Hep bu güne kadar kendini yenilemeye çalıştığını söyleyen Güneş, "Bugün de aynı şeyi düşünüyorum. Hayatımızı 10 yıl, 20 yıla, 30 yıla göre değil 100 yıla göre planlamamız gerekiyor. Ergenlik çağı küçüldü, yaşlılık çağı arttı. Enerjim var, heyecanım var. Beşiktaş'a geldiğimde oyunculara söyledim, "Sizin bir çizginiz var. Bu çizgide kalacaksanız burayı kapatalım" dedim. Ama bunun üzerine bir şey yaparsak hepimiz yükseleceğiz. Dinleyip, size haksızlık yapanlar, 'Anlamadım' diyerek konuşuyor. Kelime oyunu yapıyor. Bahçedeki ayrık otlarını çoğaltmayın. Onlar çoğalırsa bahçedeki meyveler, bitkiler azalır" yorumunu yaptı.
MİLLİ TAKIMDAN AYRILMA SÜRECİ
Milli Takımdan ayrılma süreciyle ilgili olarak ise tecrübeli teknik adam şöyle konuştu,
"Milli Takım'da göreve ilk başladığımda ilgi duyulmayan bir takım vardı. Bu durum giderek değişti ve "Bizim Çocuklar" seviyesine kadar geldi. Sponsorlar arttı. Ama şimdi yine sponsorlar uzaklaşıyor. Turnuvada iyi gitmediğimiz dönemde ayrılığı normal karşılarım. Prensipli çalışırım. TFF Başkanı'nın devam etme niyeti vardı. Milli Takım'da turnuvanın yarısındaydık ve başkanımız devam etmemi istiyordu. Fakat 1 gün sonra ayrılmak istediğini söyledi. 'Takdir sizin' dedim ve ayrıldım.
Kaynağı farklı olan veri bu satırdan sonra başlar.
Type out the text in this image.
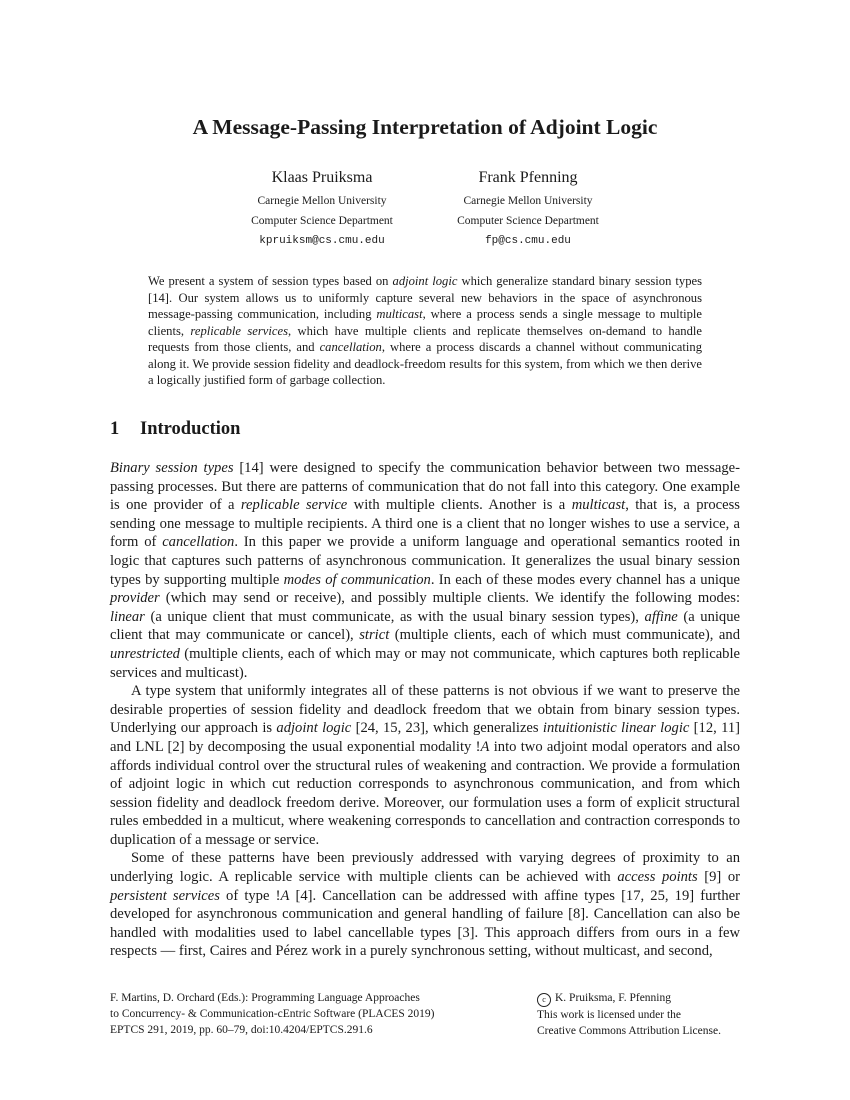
A Message-Passing Interpretation of Adjoint Logic
Klaas Pruiksma
Carnegie Mellon University
Computer Science Department
kpruiksm@cs.cmu.edu
Frank Pfenning
Carnegie Mellon University
Computer Science Department
fp@cs.cmu.edu
We present a system of session types based on adjoint logic which generalize standard binary session types [14]. Our system allows us to uniformly capture several new behaviors in the space of asynchronous message-passing communication, including multicast, where a process sends a single message to multiple clients, replicable services, which have multiple clients and replicate themselves on-demand to handle requests from those clients, and cancellation, where a process discards a channel without communicating along it. We provide session fidelity and deadlock-freedom results for this system, from which we then derive a logically justified form of garbage collection.
1 Introduction

Binary session types [14] were designed to specify the communication behavior between two message-passing processes. But there are patterns of communication that do not fall into this category. One example is one provider of a replicable service with multiple clients. Another is a multicast, that is, a process sending one message to multiple recipients. A third one is a client that no longer wishes to use a service, a form of cancellation. In this paper we provide a uniform language and operational semantics rooted in logic that captures such patterns of asynchronous communication. It generalizes the usual binary session types by supporting multiple modes of communication. In each of these modes every channel has a unique provider (which may send or receive), and possibly multiple clients. We identify the following modes: linear (a unique client that must communicate, as with the usual binary session types), affine (a unique client that may communicate or cancel), strict (multiple clients, each of which must communicate), and unrestricted (multiple clients, each of which may or may not communicate, which captures both replicable services and multicast).

A type system that uniformly integrates all of these patterns is not obvious if we want to preserve the desirable properties of session fidelity and deadlock freedom that we obtain from binary session types. Underlying our approach is adjoint logic [24, 15, 23], which generalizes intuitionistic linear logic [12, 11] and LNL [2] by decomposing the usual exponential modality !A into two adjoint modal operators and also affords individual control over the structural rules of weakening and contraction. We provide a formulation of adjoint logic in which cut reduction corresponds to asynchronous communication, and from which session fidelity and deadlock freedom derive. Moreover, our formulation uses a form of explicit structural rules embedded in a multicut, where weakening corresponds to cancellation and contraction corresponds to duplication of a message or service.

Some of these patterns have been previously addressed with varying degrees of proximity to an underlying logic. A replicable service with multiple clients can be achieved with access points [9] or persistent services of type !A [4]. Cancellation can be addressed with affine types [17, 25, 19] further developed for asynchronous communication and general handling of failure [8]. Cancellation can also be handled with modalities used to label cancellable types [3]. This approach differs from ours in a few respects — first, Caires and Pérez work in a purely synchronous setting, without multicast, and second,

F. Martins, D. Orchard (Eds.): Programming Language Approaches
to Concurrency- & Communication-cEntric Software (PLACES 2019)
EPTCS 291, 2019, pp. 60–79, doi:10.4204/EPTCS.291.6
c K. Pruiksma, F. Pfenning
This work is licensed under the
Creative Commons Attribution License.
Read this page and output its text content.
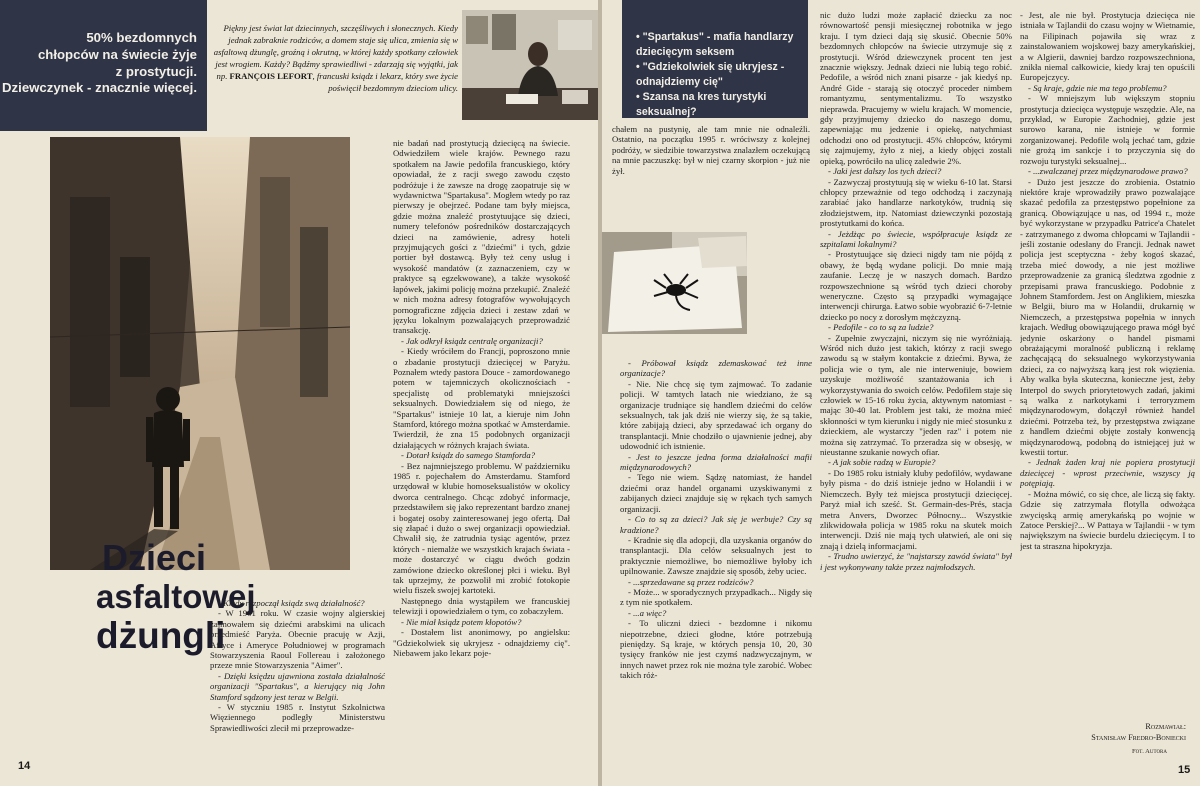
50% bezdomnych

chłopców na świecie żyje

z prostytucji.

Dziewczynek - znacznie więcej.

Piękny jest świat lat dziecinnych, szczęśliwych i słonecznych. Kiedy jednak zabraknie rodziców, a domem staje się ulica, zmienia się w asfaltową dżunglę, groźną i okrutną, w której każdy spotkany człowiek jest wrogiem. Każdy? Bądźmy sprawiedliwi - zdarzają się wyjątki, jak np. FRANÇOIS LEFORT, francuski ksiądz i lekarz, który swe życie poświęcił bezdomnym dzieciom ulicy.
Dzieci
asfaltowej
dżungli

- Kiedy rozpoczął ksiądz swą działalność?

- W 1961 roku. W czasie wojny algierskiej zajmowałem się dziećmi arabskimi na ulicach przedmieść Paryża. Obecnie pracuję w Azji, Afryce i Ameryce Południowej w programach Stowarzyszenia Raoul Follereau i założonego przeze mnie Stowarzyszenia "Aimer".

- Dzięki księdzu ujawniona została działalność organizacji "Spartakus", a kierujący nią John Stamford sądzony jest teraz w Belgii.

- W styczniu 1985 r. Instytut Szkolnictwa Więziennego podległy Ministerstwu Sprawiedliwości zlecił mi przeprowadze-

nie badań nad prostytucją dziecięcą na świecie. Odwiedziłem wiele krajów. Pewnego razu spotkałem na Jawie pedofila francuskiego, który opowiadał, że z racji swego zawodu często podróżuje i że zawsze na drogę zaopatruje się w wydawnictwa "Spartakusa". Mogłem wtedy po raz pierwszy je obejrzeć. Podane tam były miejsca, gdzie można znaleźć prostytuujące się dzieci, numery telefonów pośredników dostarczających dzieci na zamówienie, adresy hoteli przyjmujących gości z "dziećmi" i tych, gdzie portier był dostawcą. Były też ceny usług i wysokość mandatów (z zaznaczeniem, czy w praktyce są egzekwowane), a także wysokość łapówek, jakimi policję można przekupić. Znaleźć w nich można adresy fotografów wywołujących pornograficzne zdjęcia dzieci i zestaw zdań w języku lokalnym pozwalających przeprowadzić transakcję.

- Jak odkrył ksiądz centralę organizacji?

- Kiedy wróciłem do Francji, poproszono mnie o zbadanie prostytucji dziecięcej w Paryżu. Poznałem wtedy pastora Douce - zamordowanego potem w tajemniczych okolicznościach - specjalistę od problematyki mniejszości seksualnych. Dowiedziałem się od niego, że "Spartakus" istnieje 10 lat, a kieruje nim John Stamford, którego można spotkać w Amsterdamie. Twierdził, że zna 15 podobnych organizacji działających w różnych krajach świata.

- Dotarł ksiądz do samego Stamforda?

- Bez najmniejszego problemu. W październiku 1985 r. pojechałem do Amsterdamu. Stamford urzędował w klubie homoseksualistów w okolicy dworca centralnego. Chcąc zdobyć informacje, przedstawiłem się jako reprezentant bardzo znanej i bogatej osoby zainteresowanej jego ofertą. Dał się złapać i dużo o swej organizacji opowiedział. Chwalił się, że zatrudnia tysiąc agentów, przez których - niemalże we wszystkich krajach świata - może dostarczyć w ciągu dwóch godzin zamówione dziecko określonej płci i wieku. Był tak uprzejmy, że pozwolił mi zrobić fotokopie wielu fiszek swojej kartoteki.

Następnego dnia wystąpiłem we francuskiej telewizji i opowiedziałem o tym, co zobaczyłem.

- Nie miał ksiądz potem kłopotów?

- Dostałem list anonimowy, po angielsku: "Gdziekolwiek się ukryjesz - odnajdziemy cię". Niebawem jako lekarz poje-

14
• "Spartakus" - mafia handlarzy dziecięcym seksem
• "Gdziekolwiek się ukryjesz - odnajdziemy cię"
• Szansa na kres turystyki seksualnej?

chałem na pustynię, ale tam mnie nie odnaleźli. Ostatnio, na początku 1995 r. wróciwszy z kolejnej podróży, w siedzibie towarzystwa znalazłem oczekującą na mnie paczuszkę: był w niej czarny skorpion - już nie żył.

- Próbował ksiądz zdemaskować też inne organizacje?

- Nie. Nie chcę się tym zajmować. To zadanie policji. W tamtych latach nie wiedziano, że są organizacje trudniące się handlem dziećmi do celów seksualnych, tak jak dziś nie wierzy się, że są takie, które zabijają dzieci, aby sprzedawać ich organy do transplantacji. Mnie chodziło o ujawnienie jednej, aby udowodnić ich istnienie.

- Jest to jeszcze jedna forma działalności mafii międzynarodowych?

- Tego nie wiem. Sądzę natomiast, że handel dziećmi oraz handel organami uzyskiwanymi z zabijanych dzieci znajduje się w rękach tych samych organizacji.

- Co to są za dzieci? Jak się je werbuje? Czy są kradzione?

- Kradnie się dla adopcji, dla uzyskania organów do transplantacji. Dla celów seksualnych jest to praktycznie niemożliwe, bo niemożliwe byłoby ich upilnowanie. Zawsze znajdzie się sposób, żeby uciec.

- ...sprzedawane są przez rodziców?

- Może... w sporadycznych przypadkach... Nigdy się z tym nie spotkałem.

- ...a więc?

- To uliczni dzieci - bezdomne i nikomu niepotrzebne, dzieci głodne, które potrzebują pieniędzy. Są kraje, w których pensja 10, 20, 30 tysięcy franków nie jest czymś nadzwyczajnym, w innych nawet przez rok nie można tyle zarobić. Wobec takich róż-

nic dużo ludzi może zapłacić dziecku za noc równowartość pensji miesięcznej robotnika w jego kraju. I tym dzieci dają się skusić. Obecnie 50% bezdomnych chłopców na świecie utrzymuje się z prostytucji. Wśród dziewczynek procent ten jest znacznie większy. Jednak dzieci nie lubią tego robić. Pedofile, a wśród nich znani pisarze - jak kiedyś np. André Gide - starają się otoczyć proceder nimbem romantyzmu, sentymentalizmu. To wszystko nieprawda. Pracujemy w wielu krajach. W momencie, gdy przyjmujemy dziecko do naszego domu, zapewniając mu jedzenie i opiekę, natychmiast odchodzi ono od prostytucji. 45% chłopców, którymi się zajmujemy, żyło z niej, a kiedy objęci zostali opieką, powróciło na ulicę zaledwie 2%.

- Jaki jest dalszy los tych dzieci?

- Zazwyczaj prostytuują się w wieku 6-10 lat. Starsi chłopcy przeważnie od tego odchodzą i zaczynają zarabiać jako handlarze narkotyków, trudnią się złodziejstwem, itp. Natomiast dziewczynki pozostają prostytutkami do końca.

- Jeżdżąc po świecie, współpracuje ksiądz ze szpitalami lokalnymi?

- Prostytuujące się dzieci nigdy tam nie pójdą z obawy, że będą wydane policji. Do mnie mają zaufanie. Leczę je w naszych domach. Bardzo rozpowszechnione są wśród tych dzieci choroby weneryczne. Często są przypadki wymagające interwencji chirurga. Łatwo sobie wyobrazić 6-7-letnie dziecko po nocy z dorosłym mężczyzną.

- Pedofile - co to są za ludzie?

- Zupełnie zwyczajni, niczym się nie wyróżniają. Wśród nich dużo jest takich, którzy z racji swego zawodu są w stałym kontakcie z dziećmi. Bywa, że policja wie o tym, ale nie interweniuje, bowiem uzyskuje możliwość szantażowania ich i wykorzystywania do swoich celów. Pedofilem staje się człowiek w 15-16 roku życia, aktywnym natomiast - mając 30-40 lat. Problem jest taki, że można mieć skłonności w tym kierunku i nigdy nie mieć stosunku z dzieckiem, ale wystarczy "jeden raz" i potem nie można się zatrzymać. To przeradza się w obsesję, w nieustanne szukanie nowych ofiar.

- A jak sobie radzą w Europie?

- Do 1985 roku istniały kluby pedofilów, wydawane były pisma - do dziś istnieje jedno w Holandii i w Niemczech. Były też miejsca prostytucji dziecięcej. Paryż miał ich sześć. St. Germain-des-Prés, stacja metra Anvers, Dworzec Północny... Wszystkie zlikwidowała policja w 1985 roku na skutek moich interwencji. Dziś nie mają tych ułatwień, ale oni się znają i dzielą informacjami.

- Trudno uwierzyć, że "najstarszy zawód świata" był i jest wykonywany także przez najmłodszych.

- Jest, ale nie był. Prostytucja dziecięca nie istniała w Tajlandii do czasu wojny w Wietnamie, na Filipinach pojawiła się wraz z zainstalowaniem wojskowej bazy amerykańskiej, a w Algierii, dawniej bardzo rozpowszechniona, znikła niemal całkowicie, kiedy kraj ten opuścili Europejczycy.

- Są kraje, gdzie nie ma tego problemu?

- W mniejszym lub większym stopniu prostytucja dziecięca występuje wszędzie. Ale, na przykład, w Europie Zachodniej, gdzie jest surowo karana, nie istnieje w formie zorganizowanej. Pedofile wolą jechać tam, gdzie nie grożą im sankcje i to przyczynia się do rozwoju turystyki seksualnej...

- ...zwalczanej przez międzynarodowe prawo?

- Dużo jest jeszcze do zrobienia. Ostatnio niektóre kraje wprowadziły prawo pozwalające skazać pedofila za przestępstwo popełnione za granicą. Obowiązujące u nas, od 1994 r., może być wykorzystane w przypadku Patrice'a Chatelet - zatrzymanego z dwoma chłopcami w Tajlandii - jeśli zostanie odesłany do Francji. Jednak nawet policja jest sceptyczna - żeby kogoś skazać, trzeba mieć dowody, a nie jest możliwe przeprowadzenie za granicą śledztwa zgodnie z przepisami prawa francuskiego. Podobnie z Johnem Stamfordem. Jest on Anglikiem, mieszka w Belgii, biuro ma w Holandii, drukarnię w Niemczech, a przestępstwa popełnia w innych krajach. Według obowiązującego prawa mógł być jedynie oskarżony o handel pismami obrażającymi moralność publiczną i reklamę zachęcającą do seksualnego wykorzystywania dzieci, za co najwyższą karą jest rok więzienia. Aby walka była skuteczna, konieczne jest, żeby Interpol do swych priorytetowych zadań, jakimi są walka z narkotykami i terroryzmem międzynarodowym, dołączył również handel dziećmi. Potrzeba też, by przestępstwa związane z handlem dziećmi objęte zostały konwencją międzynarodową, podobną do istniejącej już w kwestii tortur.

- Jednak żaden kraj nie popiera prostytucji dziecięcej - wprost przeciwnie, wszyscy ją potępiają.

- Można mówić, co się chce, ale liczą się fakty. Gdzie się zatrzymała flotylla odwożąca zwycięską armię amerykańską po wojnie w Zatoce Perskiej?... W Pattaya w Tajlandii - w tym największym na świecie burdelu dziecięcym. I to jest ta straszna hipokryzja.

Rozmawiał:
Stanisław Fredro-Boniecki
Fot. Autora
15
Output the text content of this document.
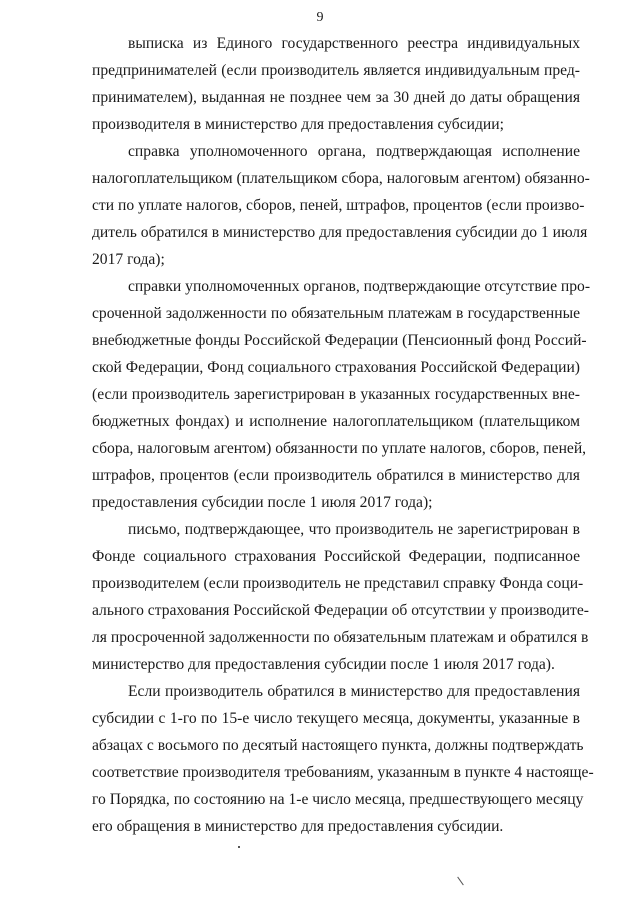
9
выписка из Единого государственного реестра индивидуальных
предпринимателей (если производитель является индивидуальным пред-
принимателем), выданная не позднее чем за 30 дней до даты обращения
производителя в министерство для предоставления субсидии;
справка уполномоченного органа, подтверждающая исполнение
налогоплательщиком (плательщиком сбора, налоговым агентом) обязанно-
сти по уплате налогов, сборов, пеней, штрафов, процентов (если произво-
дитель обратился в министерство для предоставления субсидии до 1 июля
2017 года);
справки уполномоченных органов, подтверждающие отсутствие про-
сроченной задолженности по обязательным платежам в государственные
внебюджетные фонды Российской Федерации (Пенсионный фонд Россий-
ской Федерации, Фонд социального страхования Российской Федерации)
(если производитель зарегистрирован в указанных государственных вне-
бюджетных фондах) и исполнение налогоплательщиком (плательщиком
сбора, налоговым агентом) обязанности по уплате налогов, сборов, пеней,
штрафов, процентов (если производитель обратился в министерство для
предоставления субсидии после 1 июля 2017 года);
письмо, подтверждающее, что производитель не зарегистрирован в
Фонде социального страхования Российской Федерации, подписанное
производителем (если производитель не представил справку Фонда соци-
ального страхования Российской Федерации об отсутствии у производите-
ля просроченной задолженности по обязательным платежам и обратился в
министерство для предоставления субсидии после 1 июля 2017 года).
Если производитель обратился в министерство для предоставления
субсидии с 1-го по 15-е число текущего месяца, документы, указанные в
абзацах с восьмого по десятый настоящего пункта, должны подтверждать
соответствие производителя требованиям, указанным в пункте 4 настояще-
го Порядка, по состоянию на 1-е число месяца, предшествующего месяцу
его обращения в министерство для предоставления субсидии.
Bırakıp da gitmedim. Gitmem gerektiğimi de kalmam gerektiğimi de biliyorum. Hollanda maçı sonrası 'İstifa etmeyi düşünüyor musunuz' sorusu geldi. Siz tek başına değilsiniz. Bağlı olduğunuz bir kurum var. Gittiğimde alınacak bir sonuçta neden devam edilmedi denilebilir. Beşiktaş'ta hoca şartlar itibariyle gitmek zorunda kaldı. Onun da artıları eksileri vardı. Hocayı suçlamıyorum. Durum tespiti ile eleştirmeyi ayırmak lazım. Elimdeki malzemeyi iyi kullanmak gerekiyor. Ben konuşmak yerine susmayı istiyorum. Ama bugün öyle değil. Bu da bizim dersimizdir. Bu da bir yenilenmedir. Aslında konuşmak gerekir. Sizi kimse dinlemese de konuşmak gerekiyor. Belki bir karşılığı olur"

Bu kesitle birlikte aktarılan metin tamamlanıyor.